In nome del Popolo Italiano

LA CORTE COSTITUZIONALE

composta dai signori:

Prof. Antonio LAPERGOLA, Presidente

Prof. Virgilio ANDRIOLI

Prof. Giuseppe FERRARI

Dott. Francesco SAJA

Prof. Giovanni CONSO

Prof. Ettore GALLO

Dott. Aldo CORASANITI

Prof. Giuseppe BORZELLINO

Dott. Francesco GRECO

Prof. Gabriele PESCATORE

Avv. Ugo SPAGNOLI

Prof. Francesco Paolo CASAVOLA, Giudici,

ha pronunciato la seguente

SENTENZA

nel giudizio di legittimità costituzionale dell'art. 10, secondo comma, ultimo periodo, del r.d. 7 febbraio 1926 n. 426 (Disposizioni transitorie e di attuazione della l. 11 giugno 1925 n. 998 per la riforma delle vigenti disposizioni sulla affrancazione dei canoni, censi ed altre prestazioni perpetue), promosso con ordinanza emessa il 25 febbraio 1982 dal Tribunale regionale delle acque pubbliche presso la Corte d'appello di Roma nel procedimento civile vertente tra ENEL (Ente nazionale per l'energia elettrica) e Gentilozzi Franco ed altri, iscritta al n. 770 del registro ordinanze 1982 e pubblicata nella Gazzetta Ufficiale della Repubblica n. 324 dell'anno 1982.

Visto l'atto di costituzione dell'ENEL nonché l'atto di intervento del Presidente del Consiglio dei ministri;

udito nell'udienza pubblica del 20 maggio 1986 il Giudice relatore Francesco Saja;

uditi l'avv. Ernesto Conte per l'ENEL e l'Avvocato dello Stato Benedetto Baccari per il Presidente del Consiglio dei ministri.

Ritenuto in fatto

1. - Con ricorso del 18 luglio 1980 diretto al Tribunale regionale delle acque pubbliche presso la Corte d'appello di Roma l'Ente nazionale per l'energia elettrica esponeva che Gentilozzi Franco ed altri erano succeduti in un contratto, stipulato nell'anno 1909, da cui essi asserivano essere derivato a loro favore, in corrispettivo del trasferimento della proprietà di un immobile, un diritto perpetuo alla fornitura di un determinato quantitativo annuo di energia elettrica. Debitrice originaria era l'impresa Celso Grifi e c., alla quale erano succeduti prima l'Unione esercizi elettrici (Unes) e poi lo stesso Enel. Tanto premesso, il ricorrente chiedeva in via principale che il detto contratto fosse dichiarato nullo, sia perché contrario ai principi generali sulle concessioni di beni demaniali, sia perché con oggetto giuridicamente impossibile; in subordine chiedeva che ne fosse dichiarata l'inefficacia per impossibilità sopravvenuta e, in ulteriore subordine, che fosse disposto il riscatto della predetta prestazione ai sensi degli artt. 1865 e 1866 cod. civ.

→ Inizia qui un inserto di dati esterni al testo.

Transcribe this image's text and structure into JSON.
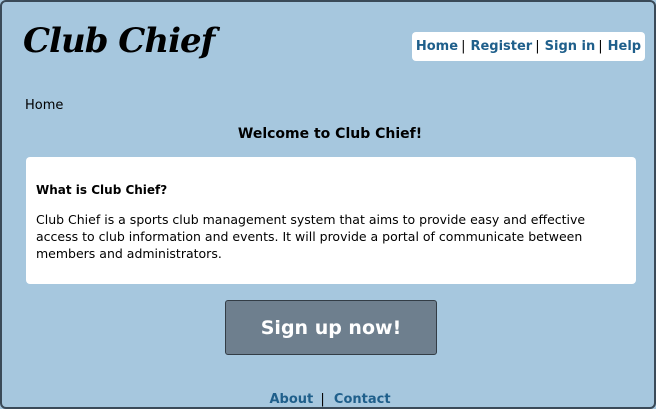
{
  "header": {
    "logo_text": "Club Chief"
  },
  "topnav": {
    "items": [
      {
        "label": "Home"
      },
      {
        "label": "Register"
      },
      {
        "label": "Sign in"
      },
      {
        "label": "Help"
      }
    ],
    "separator": "|"
  },
  "breadcrumb": "Home",
  "main": {
    "title": "Welcome to Club Chief!",
    "info_box": {
      "heading": "What is Club Chief?",
      "body": "Club Chief is a sports club management system that aims to provide easy and effective access to club information and events. It will provide a portal of communicate between members and administrators."
    },
    "signup_button": "Sign up now!"
  },
  "footer": {
    "links": [
      {
        "label": "About"
      },
      {
        "label": "Contact"
      }
    ],
    "separator": "|"
  },
  "colors": {
    "background": "#a6c7de",
    "link": "#1f5f8b",
    "button": "#6e7f8e"
  }
}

I convenuti, costituitisi, eccepivano tra l'altro che la domanda di riscatto doveva ritenersi improponibile per omesso deposito del prezzo di affrancazione di cui all'art. 10 r.d. 7 febbraio 1926 n. 426.

Con ordinanza del 25 febbraio 1982 (reg. ord. n. 770 del 1982) il Tribunale, ritenuto di non poter accogliere le domande proposte in via principale, sollevava questione di legittimità costituzionale dell'art. 10 cit., secondo comma, ultimo periodo, ossia della parte in cui era disposto che, nelle cause di affrancazione dei canoni, censi ed altre prestazioni perpetue, il mancato deposito del prezzo suddetto rende improponibile la domanda.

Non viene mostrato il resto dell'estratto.